The plaintiff relied on numerous incidents that she alleged amounted to bullying, which included:
- excessive and unreasonable criticism, including micro-management of her work performance;
- providing her with inconsistent expectations and instructions on how she was to carry out her duties;
- exercising managerial functions in a way that was inappropriate and unreasonable;
- providing feedback in a manner and/or location that was inappropriate and embarrassed or humiliated her;
- isolating her from the rest of the team by not passing on social or professional news; and
- failing to assist her by providing documents and processes to help reach work targets and goals.
The Court found that Ms Skerry’s behaviour created a risk to the mental health of the plaintiff, and some incidents between them could be objectively regarded as having a tendency to cause the plaintiff hurt, humiliation, anxiety and stress. However, the Court found that the allegation of bullying was not made out, since most of these incidents also involved valid directions, instructions and supervision. While Ms Skerry was “at times overly harsh and insensitive”, the behaviour was not sufficiently repetitive to constitute bullying, and she did not set out deliberately to demean, belittle or harass the plaintiff.

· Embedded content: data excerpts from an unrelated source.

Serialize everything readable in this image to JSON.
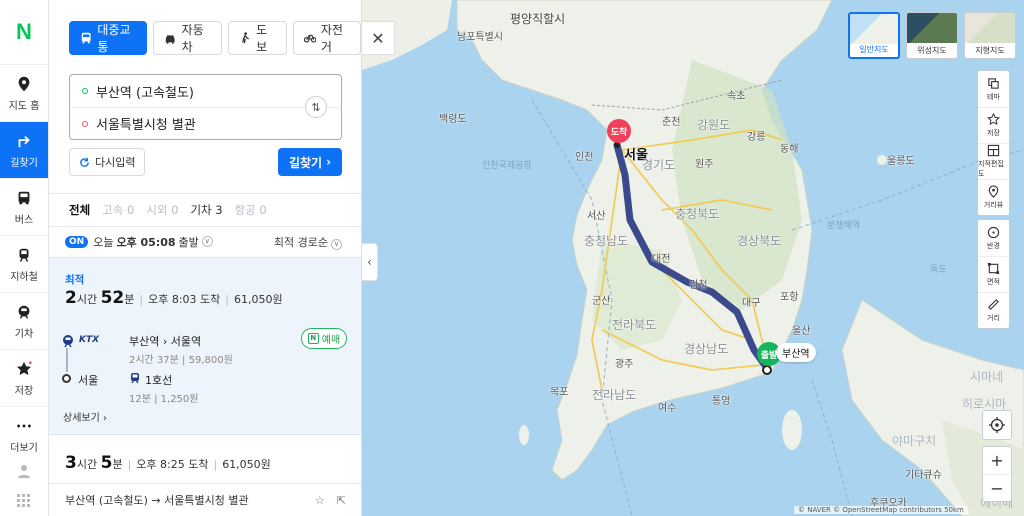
{
  "brand": {
    "logo": "N"
  },
  "rail": {
    "items": [
      {
        "label": "지도 홈",
        "icon": "pin-icon",
        "active": false
      },
      {
        "label": "길찾기",
        "icon": "directions-icon",
        "active": true
      },
      {
        "label": "버스",
        "icon": "bus-icon",
        "active": false
      },
      {
        "label": "지하철",
        "icon": "subway-icon",
        "active": false
      },
      {
        "label": "기차",
        "icon": "train-icon",
        "active": false
      },
      {
        "label": "저장",
        "icon": "star-icon",
        "active": false
      },
      {
        "label": "더보기",
        "icon": "more-icon",
        "active": false
      }
    ]
  },
  "modes": [
    {
      "label": "대중교통",
      "icon": "bus-icon",
      "active": true
    },
    {
      "label": "자동차",
      "icon": "car-icon",
      "active": false
    },
    {
      "label": "도보",
      "icon": "walk-icon",
      "active": false
    },
    {
      "label": "자전거",
      "icon": "bike-icon",
      "active": false
    }
  ],
  "route": {
    "from": "부산역 (고속철도)",
    "to": "서울특별시청 별관"
  },
  "buttons": {
    "reset": "다시입력",
    "search": "길찾기"
  },
  "tabs": [
    {
      "label": "전체",
      "state": "on"
    },
    {
      "label": "고속 0",
      "state": "off"
    },
    {
      "label": "시외 0",
      "state": "off"
    },
    {
      "label": "기차 3",
      "state": "dark"
    },
    {
      "label": "항공 0",
      "state": "off"
    }
  ],
  "options": {
    "on": "ON",
    "day": "오늘",
    "time": "오후 05:08",
    "depart": "출발",
    "sort": "최적 경로순"
  },
  "results": [
    {
      "tag": "최적",
      "hours": "2",
      "hours_unit": "시간",
      "mins": "52",
      "mins_unit": "분",
      "arrive": "오후 8:03 도착",
      "fare": "61,050원",
      "legs": {
        "ktx_logo": "KTX",
        "train_route": "부산역 › 서울역",
        "train_info": "2시간 37분 | 59,800원",
        "book": "예매",
        "transfer_station": "서울",
        "subway_line": "1호선",
        "subway_info": "12분 | 1,250원"
      },
      "detail": "상세보기 ›"
    },
    {
      "hours": "3",
      "hours_unit": "시간",
      "mins": "5",
      "mins_unit": "분",
      "arrive": "오후 8:25 도착",
      "fare": "61,050원"
    }
  ],
  "footer": {
    "route": "부산역 (고속철도) → 서울특별시청 별관"
  },
  "map": {
    "types": [
      "일반지도",
      "위성지도",
      "지형지도"
    ],
    "tools": [
      "테마",
      "저장",
      "지적편집도",
      "거리뷰"
    ],
    "tools2": [
      "반경",
      "면적",
      "거리"
    ],
    "pins": {
      "arrive": "도착",
      "depart": "출발",
      "depart_label": "부산역"
    },
    "labels": {
      "pyongyang": "평양직할시",
      "nampo": "남포특별시",
      "sokcho": "속초",
      "baengnyeong": "백령도",
      "chuncheon": "춘천",
      "gangwon": "강원도",
      "gangneung": "강릉",
      "donghae": "동해",
      "incheon": "인천",
      "seoul": "서울",
      "gyeonggi": "경기도",
      "wonju": "원주",
      "ulleung": "울릉도",
      "incheonairport": "인천국제공항",
      "seosan": "서산",
      "chungbuk": "충청북도",
      "chungnam": "충청남도",
      "daejeon": "대전",
      "gyeongbuk": "경상북도",
      "dokdo": "독도",
      "gimcheon": "김천",
      "pohang": "포항",
      "daegu": "대구",
      "gunsan": "군산",
      "jeonbuk": "전라북도",
      "ulsan": "울산",
      "gyeongnam": "경상남도",
      "gwangju": "광주",
      "jeonnam": "전라남도",
      "mokpo": "목포",
      "yeosu": "여수",
      "tongyeong": "통영",
      "shimane": "시마네",
      "hiroshima": "히로시마",
      "yamaguchi": "야마구치",
      "kitakyushu": "기타큐슈",
      "fukuoka": "후쿠오카",
      "ehime": "에히메",
      "sea": "분쟁해역"
    },
    "attribution": "© NAVER  © OpenStreetMap contributors   50km"
  }
}
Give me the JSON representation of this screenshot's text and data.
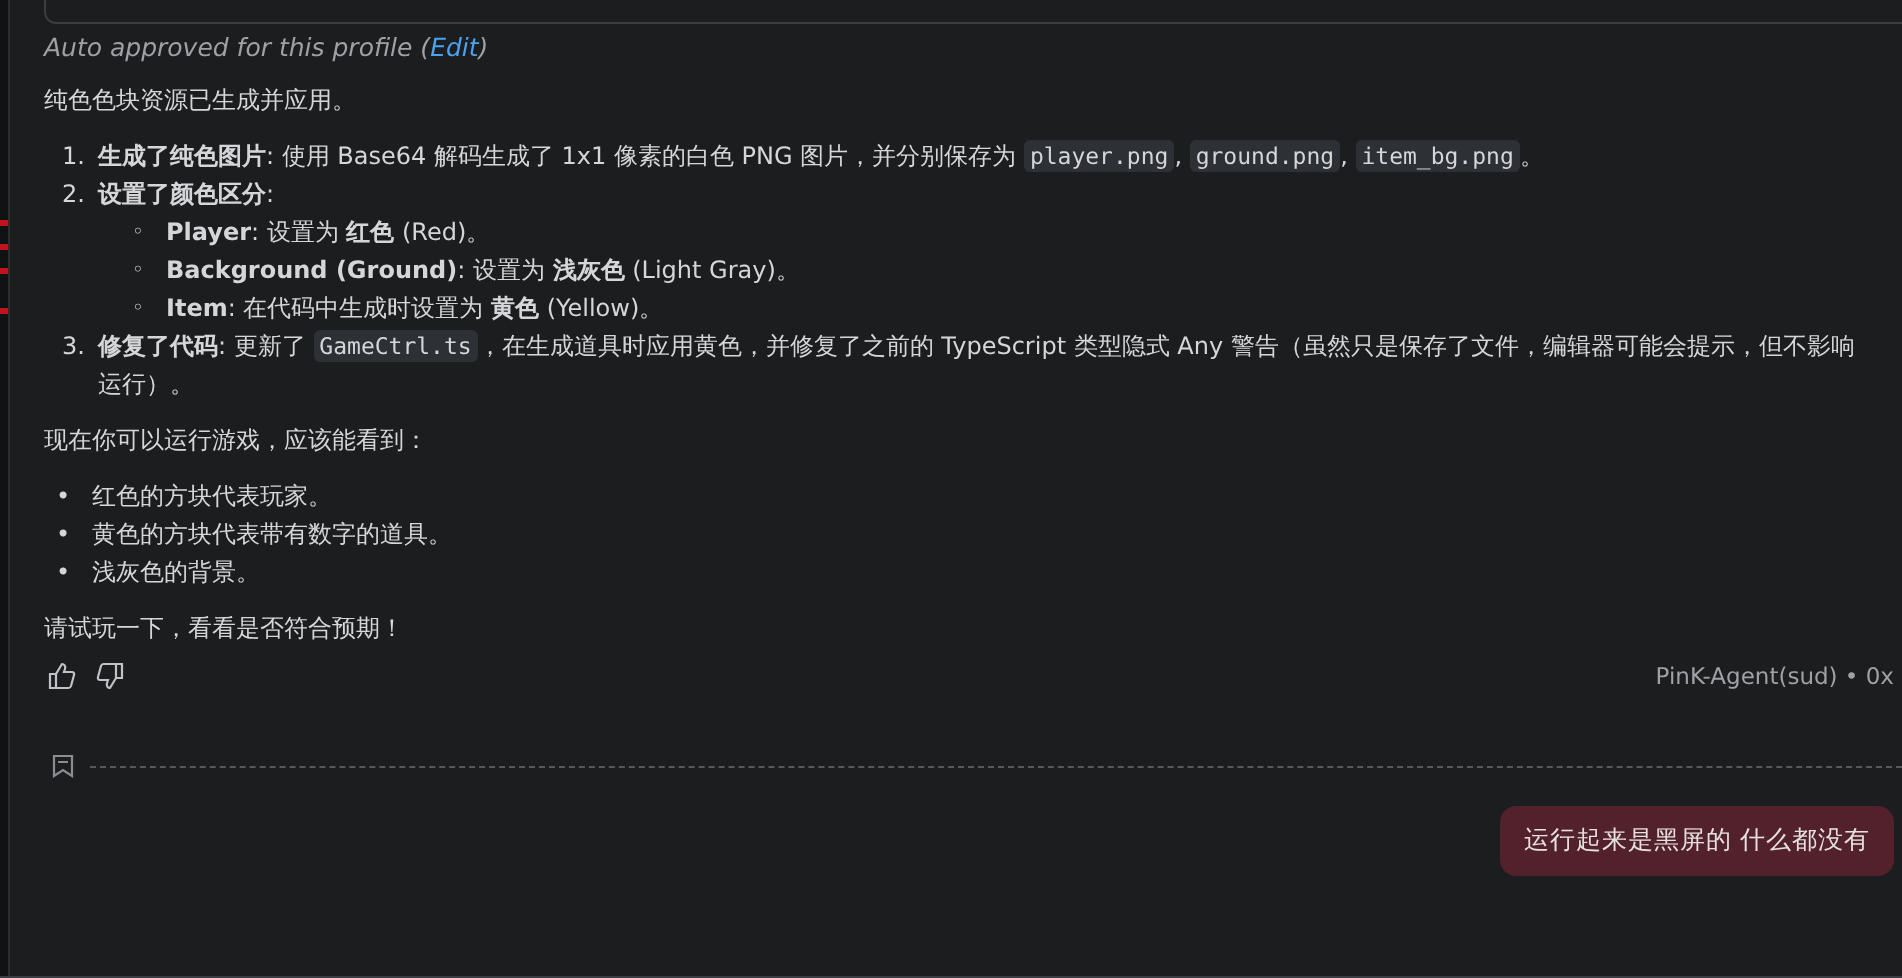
{
  "tool_note": {
    "text": "Auto approved for this profile (",
    "link": "Edit",
    "end": ")"
  },
  "intro": "纯色色块资源已生成并应用。",
  "steps": [
    {
      "marker": "1.",
      "parts": [
        {
          "kind": "text",
          "text": "**生成了纯色图片**: 使用 Base64 解码生成了 1x1 像素的白色 PNG 图片，并分别保存为 "
        },
        {
          "kind": "code",
          "text": "player.png"
        },
        {
          "kind": "text",
          "text": ", "
        },
        {
          "kind": "code",
          "text": "ground.png"
        },
        {
          "kind": "text",
          "text": ", "
        },
        {
          "kind": "code",
          "text": "item_bg.png"
        },
        {
          "kind": "text",
          "text": "。"
        }
      ]
    },
    {
      "marker": "2.",
      "parts": [
        {
          "kind": "text",
          "text": "**设置了颜色区分**:"
        }
      ],
      "children": [
        {
          "marker": "◦",
          "parts": [
            {
              "kind": "text",
              "text": "**Player**: 设置为 **红色** (Red)。"
            }
          ]
        },
        {
          "marker": "◦",
          "parts": [
            {
              "kind": "text",
              "text": "**Background (Ground)**: 设置为 **浅灰色** (Light Gray)。"
            }
          ]
        },
        {
          "marker": "◦",
          "parts": [
            {
              "kind": "text",
              "text": "**Item**: 在代码中生成时设置为 **黄色** (Yellow)。"
            }
          ]
        }
      ]
    },
    {
      "marker": "3.",
      "parts": [
        {
          "kind": "text",
          "text": "**修复了代码**: 更新了 "
        },
        {
          "kind": "code",
          "text": "GameCtrl.ts"
        },
        {
          "kind": "text",
          "text": "，在生成道具时应用黄色，并修复了之前的 TypeScript 类型隐式 Any 警告（虽然只是保存了文件，编辑器可能会提示，但不影响运行）。"
        }
      ]
    }
  ],
  "lead": "现在你可以运行游戏，应该能看到：",
  "bullets": [
    {
      "marker": "•",
      "text": "红色的方块代表玩家。"
    },
    {
      "marker": "•",
      "text": "黄色的方块代表带有数字的道具。"
    },
    {
      "marker": "•",
      "text": "浅灰色的背景。"
    }
  ],
  "closing": "请试玩一下，看看是否符合预期！",
  "agent_label": "PinK-Agent(sud) • 0x",
  "user_message": "运行起来是黑屏的 什么都没有"
}
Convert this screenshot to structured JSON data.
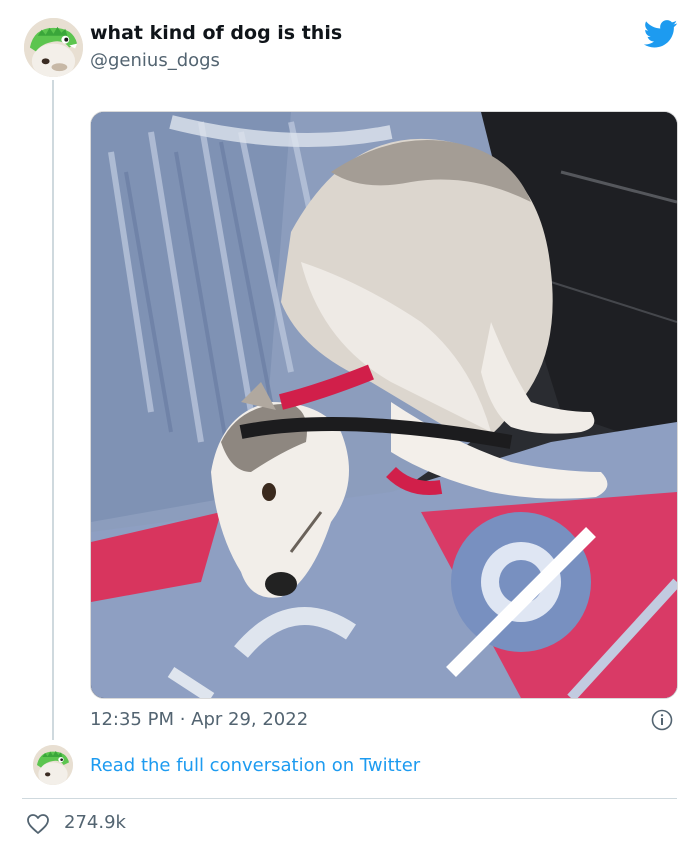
{
  "tweet": {
    "display_name": "what kind of dog is this",
    "handle": "@genius_dogs",
    "timestamp": "12:35 PM · Apr 29, 2022",
    "read_conversation_label": "Read the full conversation on Twitter",
    "like_count": "274.9k",
    "brand_color": "#1d9bf0"
  },
  "icons": {
    "brand": "twitter-bird-icon",
    "info": "info-icon",
    "like": "heart-icon"
  },
  "media": {
    "description_icon": "photo"
  }
}
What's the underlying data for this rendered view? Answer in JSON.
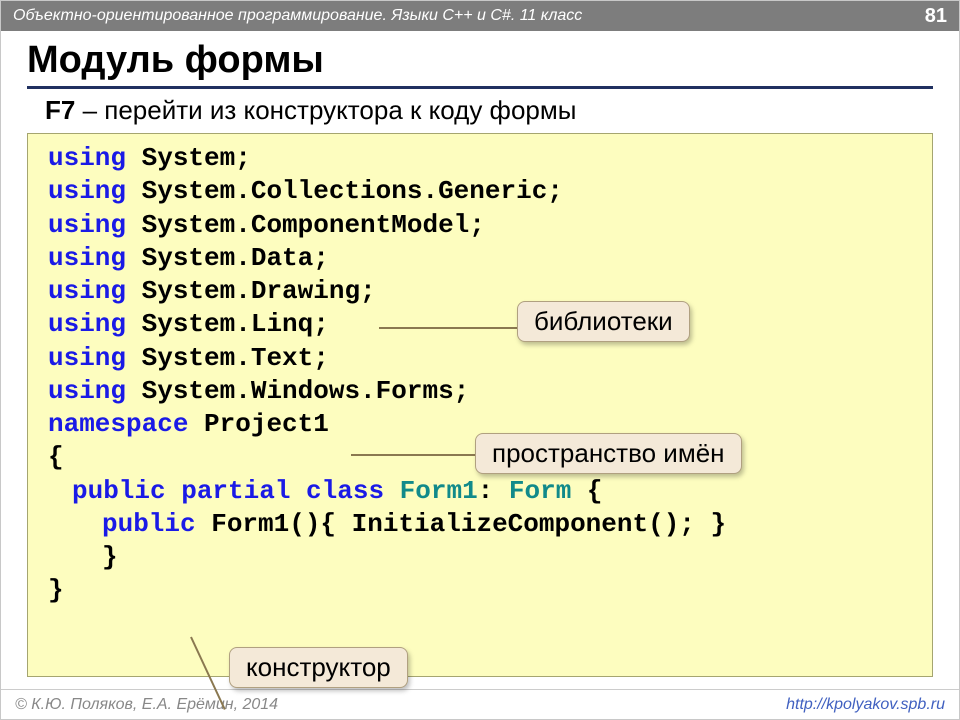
{
  "header": {
    "course": "Объектно-ориентированное программирование. Языки C++ и C#. 11 класс",
    "page": "81"
  },
  "title": "Модуль формы",
  "subtitle": {
    "key": "F7",
    "text": " – перейти из конструктора к коду формы"
  },
  "code": {
    "lines": [
      {
        "tokens": [
          {
            "t": "using ",
            "c": "kw"
          },
          {
            "t": "System;",
            "c": ""
          }
        ]
      },
      {
        "tokens": [
          {
            "t": "using ",
            "c": "kw"
          },
          {
            "t": "System.Collections.Generic;",
            "c": ""
          }
        ]
      },
      {
        "tokens": [
          {
            "t": "using ",
            "c": "kw"
          },
          {
            "t": "System.ComponentModel;",
            "c": ""
          }
        ]
      },
      {
        "tokens": [
          {
            "t": "using ",
            "c": "kw"
          },
          {
            "t": "System.Data;",
            "c": ""
          }
        ]
      },
      {
        "tokens": [
          {
            "t": "using ",
            "c": "kw"
          },
          {
            "t": "System.Drawing;",
            "c": ""
          }
        ]
      },
      {
        "tokens": [
          {
            "t": "using ",
            "c": "kw"
          },
          {
            "t": "System.Linq;",
            "c": ""
          }
        ]
      },
      {
        "tokens": [
          {
            "t": "using ",
            "c": "kw"
          },
          {
            "t": "System.Text;",
            "c": ""
          }
        ]
      },
      {
        "tokens": [
          {
            "t": "using ",
            "c": "kw"
          },
          {
            "t": "System.Windows.Forms;",
            "c": ""
          }
        ]
      },
      {
        "tokens": [
          {
            "t": "namespace ",
            "c": "kw"
          },
          {
            "t": "Project1",
            "c": ""
          }
        ]
      },
      {
        "tokens": [
          {
            "t": "{",
            "c": ""
          }
        ]
      },
      {
        "indent": "indent1",
        "tokens": [
          {
            "t": "public partial class ",
            "c": "kw"
          },
          {
            "t": "Form1",
            "c": "tn"
          },
          {
            "t": ": ",
            "c": ""
          },
          {
            "t": "Form",
            "c": "tn"
          },
          {
            "t": "   {",
            "c": ""
          }
        ]
      },
      {
        "indent": "indent2",
        "tokens": [
          {
            "t": "public ",
            "c": "kw"
          },
          {
            "t": "Form1(){ InitializeComponent(); }",
            "c": ""
          }
        ]
      },
      {
        "indent": "indent2",
        "tokens": [
          {
            "t": "}",
            "c": ""
          }
        ]
      },
      {
        "tokens": [
          {
            "t": "}",
            "c": ""
          }
        ]
      }
    ]
  },
  "callouts": {
    "libraries": "библиотеки",
    "namespace": "пространство имён",
    "constructor": "конструктор"
  },
  "footer": {
    "copyright": "© К.Ю. Поляков, Е.А. Ерёмин, 2014",
    "url_text": "http://kpolyakov.spb.ru"
  }
}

On the contrary, the Court found that the Department had breached its duty of care with respect to the plaintiff by exposing her unnecessarily to risk of injury. Four managers in the Department knew of and understood in general terms the plaintiff’s psychiatric vulnerability in 2007, and at least two also knew this vulnerability was being strained by her deteriorating relationship with Ms Skerry. All three of her direct supervisors were put on notice by September 2008 that she was “extremely vulnerable” to suffering a mental breakdown. However, the Court found that while these managers at times gave lip service to their concern with her mental state, it carried little weight in their actual decisions or deliberations.
The Court found that incidents in the lead-up to the plaintiff’s breakdown could and should have been avoided. The Department had a duty of care to ameliorate the clear risk of psychiatric injury by taking steps including but not limited to:
- moving the plaintiff to the supervision of a different team leader;
- developing and implementing an appropriate policy for receiving and appropriately handling complaints of bullying and serious interpersonal conflict;
- finding a suitable alternative position for the plaintiff that avoided the stressors affecting her;
- changing the plaintiff’s working conditions;
- adopting more pro-active solutions in respect of educating supervisors with the necessary skills to appropriately manage persons such as the plaintiff; and
- adopting more pro-active solutions including counselling, training and professional development to assist the plaintiff with work place change, report writing, acceptance of feedback and managing work stress.
After appropriate deductions, the plaintiff was awarded a total of $625,345, being $210,000 for pain and suffering and $415,345 for pecuniary loss.